SHULAMIT BEIGEL EN EXCLUSIVA PARA ENLACE JUDÍO MÉXICO

Todos nuestros muertos, ya están bien muertos. Ya ni siquiera son ánimas redivivas que andan sueltas por la calle cuando oscurece, como nos dicen en los pueblos. Ya no son aparecidos tampoco, ni fantasmas, ni almas en pena que siguen viviendo y cuyos pecados, aún sin expiar, no les permiten descansar definitivamente. Todos nuestros muertos son todos tus muertos. Ni zombies recalculando lo que va de la muerte a la vida, como nos muestran ciertas cintas de ficción.

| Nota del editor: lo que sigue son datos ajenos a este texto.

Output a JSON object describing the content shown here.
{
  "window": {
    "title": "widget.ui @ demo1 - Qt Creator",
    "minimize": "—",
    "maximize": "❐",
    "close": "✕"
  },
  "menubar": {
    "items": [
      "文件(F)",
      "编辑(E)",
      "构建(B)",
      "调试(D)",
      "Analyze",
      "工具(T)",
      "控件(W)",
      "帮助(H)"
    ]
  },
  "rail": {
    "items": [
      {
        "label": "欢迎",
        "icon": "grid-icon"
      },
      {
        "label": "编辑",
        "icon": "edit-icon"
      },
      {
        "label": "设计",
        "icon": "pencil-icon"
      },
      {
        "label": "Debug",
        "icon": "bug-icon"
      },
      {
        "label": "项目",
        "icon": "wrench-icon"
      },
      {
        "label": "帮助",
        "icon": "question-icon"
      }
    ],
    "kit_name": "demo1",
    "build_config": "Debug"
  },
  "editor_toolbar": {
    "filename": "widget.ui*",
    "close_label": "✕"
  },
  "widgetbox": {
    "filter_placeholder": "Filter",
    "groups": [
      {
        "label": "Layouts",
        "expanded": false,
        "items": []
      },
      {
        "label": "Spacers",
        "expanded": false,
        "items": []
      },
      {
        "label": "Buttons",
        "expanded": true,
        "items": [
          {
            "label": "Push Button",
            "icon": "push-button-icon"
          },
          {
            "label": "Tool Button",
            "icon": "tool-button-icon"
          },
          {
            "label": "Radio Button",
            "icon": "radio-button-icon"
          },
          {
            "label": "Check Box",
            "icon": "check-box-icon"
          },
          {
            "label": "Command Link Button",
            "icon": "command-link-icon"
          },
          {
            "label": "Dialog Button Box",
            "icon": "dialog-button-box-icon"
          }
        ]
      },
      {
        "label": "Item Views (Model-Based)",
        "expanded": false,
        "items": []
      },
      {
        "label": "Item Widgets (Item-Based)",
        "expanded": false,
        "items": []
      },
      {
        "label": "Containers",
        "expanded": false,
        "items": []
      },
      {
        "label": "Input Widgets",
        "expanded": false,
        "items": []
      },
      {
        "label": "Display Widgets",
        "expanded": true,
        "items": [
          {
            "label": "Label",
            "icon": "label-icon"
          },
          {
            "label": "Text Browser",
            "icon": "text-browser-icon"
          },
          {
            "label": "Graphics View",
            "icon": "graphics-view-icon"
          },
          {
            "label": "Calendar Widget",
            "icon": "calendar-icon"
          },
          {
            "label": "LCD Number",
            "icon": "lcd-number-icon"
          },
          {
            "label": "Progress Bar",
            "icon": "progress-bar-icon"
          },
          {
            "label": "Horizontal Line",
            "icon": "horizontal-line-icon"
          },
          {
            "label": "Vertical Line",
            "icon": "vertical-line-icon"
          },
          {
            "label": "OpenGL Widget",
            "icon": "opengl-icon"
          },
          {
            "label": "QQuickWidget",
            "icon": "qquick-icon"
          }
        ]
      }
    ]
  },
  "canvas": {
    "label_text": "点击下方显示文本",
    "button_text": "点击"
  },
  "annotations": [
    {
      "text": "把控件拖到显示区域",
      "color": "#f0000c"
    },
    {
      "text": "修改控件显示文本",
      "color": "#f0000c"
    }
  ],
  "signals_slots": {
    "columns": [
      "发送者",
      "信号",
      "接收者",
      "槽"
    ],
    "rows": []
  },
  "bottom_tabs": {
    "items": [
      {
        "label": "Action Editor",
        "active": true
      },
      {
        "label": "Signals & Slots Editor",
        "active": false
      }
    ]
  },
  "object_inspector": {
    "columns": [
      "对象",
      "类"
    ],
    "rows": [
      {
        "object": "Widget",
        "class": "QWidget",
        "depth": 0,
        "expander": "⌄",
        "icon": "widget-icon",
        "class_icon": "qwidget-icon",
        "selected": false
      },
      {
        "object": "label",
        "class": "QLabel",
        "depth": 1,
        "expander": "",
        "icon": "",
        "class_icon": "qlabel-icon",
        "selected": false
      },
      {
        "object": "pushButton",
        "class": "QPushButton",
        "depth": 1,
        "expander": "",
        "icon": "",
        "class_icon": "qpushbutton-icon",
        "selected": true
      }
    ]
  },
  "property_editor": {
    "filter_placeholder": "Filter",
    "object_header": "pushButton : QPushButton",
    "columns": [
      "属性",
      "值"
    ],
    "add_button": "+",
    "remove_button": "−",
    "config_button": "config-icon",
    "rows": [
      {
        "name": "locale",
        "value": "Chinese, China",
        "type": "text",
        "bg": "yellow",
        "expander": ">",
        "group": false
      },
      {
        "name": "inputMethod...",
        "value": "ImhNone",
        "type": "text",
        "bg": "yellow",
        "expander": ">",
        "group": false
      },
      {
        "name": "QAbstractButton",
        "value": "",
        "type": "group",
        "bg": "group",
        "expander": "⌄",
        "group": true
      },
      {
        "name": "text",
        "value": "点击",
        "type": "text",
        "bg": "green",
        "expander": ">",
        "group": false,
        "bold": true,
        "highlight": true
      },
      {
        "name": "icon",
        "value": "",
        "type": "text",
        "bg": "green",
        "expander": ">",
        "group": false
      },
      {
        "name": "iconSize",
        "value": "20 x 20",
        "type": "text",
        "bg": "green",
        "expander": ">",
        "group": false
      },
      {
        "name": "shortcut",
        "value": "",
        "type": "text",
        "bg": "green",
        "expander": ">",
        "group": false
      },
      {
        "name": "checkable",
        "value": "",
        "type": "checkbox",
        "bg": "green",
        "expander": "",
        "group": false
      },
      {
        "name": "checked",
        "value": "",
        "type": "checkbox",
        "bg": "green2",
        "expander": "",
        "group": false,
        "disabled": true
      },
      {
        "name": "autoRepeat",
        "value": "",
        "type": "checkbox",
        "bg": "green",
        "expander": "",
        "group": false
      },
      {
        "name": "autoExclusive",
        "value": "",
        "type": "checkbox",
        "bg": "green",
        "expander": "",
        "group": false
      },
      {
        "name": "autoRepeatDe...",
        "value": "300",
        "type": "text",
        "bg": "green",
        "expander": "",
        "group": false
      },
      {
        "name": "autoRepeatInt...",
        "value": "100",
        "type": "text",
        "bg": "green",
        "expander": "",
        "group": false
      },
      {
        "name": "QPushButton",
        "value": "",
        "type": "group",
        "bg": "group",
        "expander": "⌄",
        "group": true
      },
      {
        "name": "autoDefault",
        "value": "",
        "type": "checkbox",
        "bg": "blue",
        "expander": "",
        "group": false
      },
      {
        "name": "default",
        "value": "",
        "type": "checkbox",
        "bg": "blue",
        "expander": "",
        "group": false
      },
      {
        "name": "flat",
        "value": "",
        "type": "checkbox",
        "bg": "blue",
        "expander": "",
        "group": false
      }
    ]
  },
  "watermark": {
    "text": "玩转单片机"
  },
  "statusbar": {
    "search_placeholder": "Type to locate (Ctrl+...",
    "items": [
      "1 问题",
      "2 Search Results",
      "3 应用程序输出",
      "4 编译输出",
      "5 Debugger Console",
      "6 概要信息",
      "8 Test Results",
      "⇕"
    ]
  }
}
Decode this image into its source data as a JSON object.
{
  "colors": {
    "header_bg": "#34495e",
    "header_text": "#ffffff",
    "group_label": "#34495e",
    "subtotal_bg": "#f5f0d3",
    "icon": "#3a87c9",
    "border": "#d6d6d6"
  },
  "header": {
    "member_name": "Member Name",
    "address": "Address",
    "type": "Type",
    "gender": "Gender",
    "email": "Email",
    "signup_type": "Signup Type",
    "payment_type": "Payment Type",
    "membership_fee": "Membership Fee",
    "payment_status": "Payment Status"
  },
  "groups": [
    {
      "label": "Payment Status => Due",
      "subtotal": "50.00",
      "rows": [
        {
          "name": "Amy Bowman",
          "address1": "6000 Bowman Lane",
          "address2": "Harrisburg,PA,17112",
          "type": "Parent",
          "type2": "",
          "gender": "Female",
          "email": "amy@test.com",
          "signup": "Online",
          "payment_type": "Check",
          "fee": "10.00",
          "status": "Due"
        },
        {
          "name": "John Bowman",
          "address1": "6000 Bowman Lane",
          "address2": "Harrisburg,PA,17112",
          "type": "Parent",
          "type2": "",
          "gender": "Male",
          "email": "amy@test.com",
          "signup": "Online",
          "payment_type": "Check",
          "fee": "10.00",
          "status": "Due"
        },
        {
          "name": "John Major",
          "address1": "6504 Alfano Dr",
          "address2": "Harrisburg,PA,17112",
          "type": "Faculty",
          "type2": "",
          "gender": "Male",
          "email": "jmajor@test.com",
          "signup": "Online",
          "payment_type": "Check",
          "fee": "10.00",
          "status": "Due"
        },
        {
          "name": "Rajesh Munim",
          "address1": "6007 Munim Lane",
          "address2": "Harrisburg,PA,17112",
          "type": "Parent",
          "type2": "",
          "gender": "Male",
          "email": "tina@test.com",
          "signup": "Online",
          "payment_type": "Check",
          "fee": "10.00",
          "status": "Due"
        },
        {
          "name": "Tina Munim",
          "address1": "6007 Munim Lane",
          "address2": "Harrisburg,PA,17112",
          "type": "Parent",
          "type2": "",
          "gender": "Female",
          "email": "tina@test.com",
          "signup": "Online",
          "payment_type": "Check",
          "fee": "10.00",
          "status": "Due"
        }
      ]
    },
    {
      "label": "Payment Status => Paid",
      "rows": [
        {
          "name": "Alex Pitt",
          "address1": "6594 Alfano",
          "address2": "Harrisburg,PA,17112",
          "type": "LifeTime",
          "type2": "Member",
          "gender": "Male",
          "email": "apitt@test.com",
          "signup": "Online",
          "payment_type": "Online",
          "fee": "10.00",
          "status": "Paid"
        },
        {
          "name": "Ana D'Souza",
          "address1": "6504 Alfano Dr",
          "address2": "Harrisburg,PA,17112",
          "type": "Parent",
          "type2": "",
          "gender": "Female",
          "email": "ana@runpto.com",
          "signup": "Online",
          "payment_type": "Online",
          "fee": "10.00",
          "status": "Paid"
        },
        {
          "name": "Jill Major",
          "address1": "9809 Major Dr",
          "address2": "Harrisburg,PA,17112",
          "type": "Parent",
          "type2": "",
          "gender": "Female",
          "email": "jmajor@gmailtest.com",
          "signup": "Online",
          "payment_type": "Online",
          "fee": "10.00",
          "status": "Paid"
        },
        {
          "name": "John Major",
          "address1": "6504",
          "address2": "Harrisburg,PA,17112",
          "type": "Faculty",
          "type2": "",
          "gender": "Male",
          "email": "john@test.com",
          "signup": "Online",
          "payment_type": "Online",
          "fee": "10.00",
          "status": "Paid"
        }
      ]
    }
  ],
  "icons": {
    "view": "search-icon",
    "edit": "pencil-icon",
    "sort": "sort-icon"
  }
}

A lo largo de la historia de nuestro mundo, se ha ido desarrollando el tema de la mayor preocupación existencial del hombre: ¿Dónde están los que se han ido? ¿Adónde iremos nosotros tras la muerte? Este planteamiento, de raigambre filosófica y metafísica, es el motor de todas las religiones. Algunos podemos pensar que no hay nada más allá de la muerte. Otros, con un contenido religioso-moral, creen que después de la muerte el alma (neshama), vive eternamente en otro lugar, en el Paraíso tal vez, o en el Infierno). Si el hombre no vuelve de la muerte, la metempsicosis es una entelequia de los vivos.

La Embajada de México en Israel también tuvo un acto para el Día de los Muertos en una celebración tradicional, honrando a los difuntos. Y si algunos israelíes consideraron que este día es algo macabro, es porque no saben que la misma Unesco en el 2008 declaró a esta festividad del culto a la muerte como Patrimonio Cultural Inmaterial de la Humanidad de México. Si el altísimo recuerdo de la humanidad lo dice, que el mundo entero tenga siempre presente a los muertos del pueblo azteca.

El culto a la muerte en México no es algo nuevo, pues ya se practicaba desde la época precolombina. Asimismo, en el calendario mexicano, se puede observar que entre los 18 meses que forman este calendario, había por lo menos seis festejos dedicados a los muertos.

Da miedo pensar en ello, pero el paso de la vida a la muerte es un momento emblemático en nuestras vidas, que ha causado temor e incertidumbre al ser humano a través de la historia. Por muchos años, en diversas culturas se han generado creencias en torno a la muerte, que han logrado desarrollar toda una serie de ritos y tradiciones ya sea para venerarla, honrarla, espantarla e incluso para burlarse de ella. En México un país tan rico en cultura y tradiciones, uno de los principales aspectos que conforman nuestra identidad como nación es la concepción que se tiene sobre la vida, la muerte y todas las tradiciones y creencias que giran en torno a ellas. Por ello cómo vamos a tenerle miedo si es parte de nuestra vida. No veles a tus muertos, recréalos eternamente en el ethos mexicano.

Si me han de matar mañana que me maten de una vez.

“La muerte es un espejo que refleja las vanas gesticulaciones de la vida”, dice Octavio Paz. Cuando llega, ya no vamos a cambiar, más que para desaparecer para siempre. Y si nuestra muerte está desprovista de sentido, tampoco la vida tuvo un sentido, dice el poeta mexicano. Por eso, cuando alguien muere de manera violenta se dice: “él se lo buscó”. Y es que según Paz, cada quien tiene la muerte que se merece. Hay que morir como se vive. “Dime cómo mueres y te diré quién eres”.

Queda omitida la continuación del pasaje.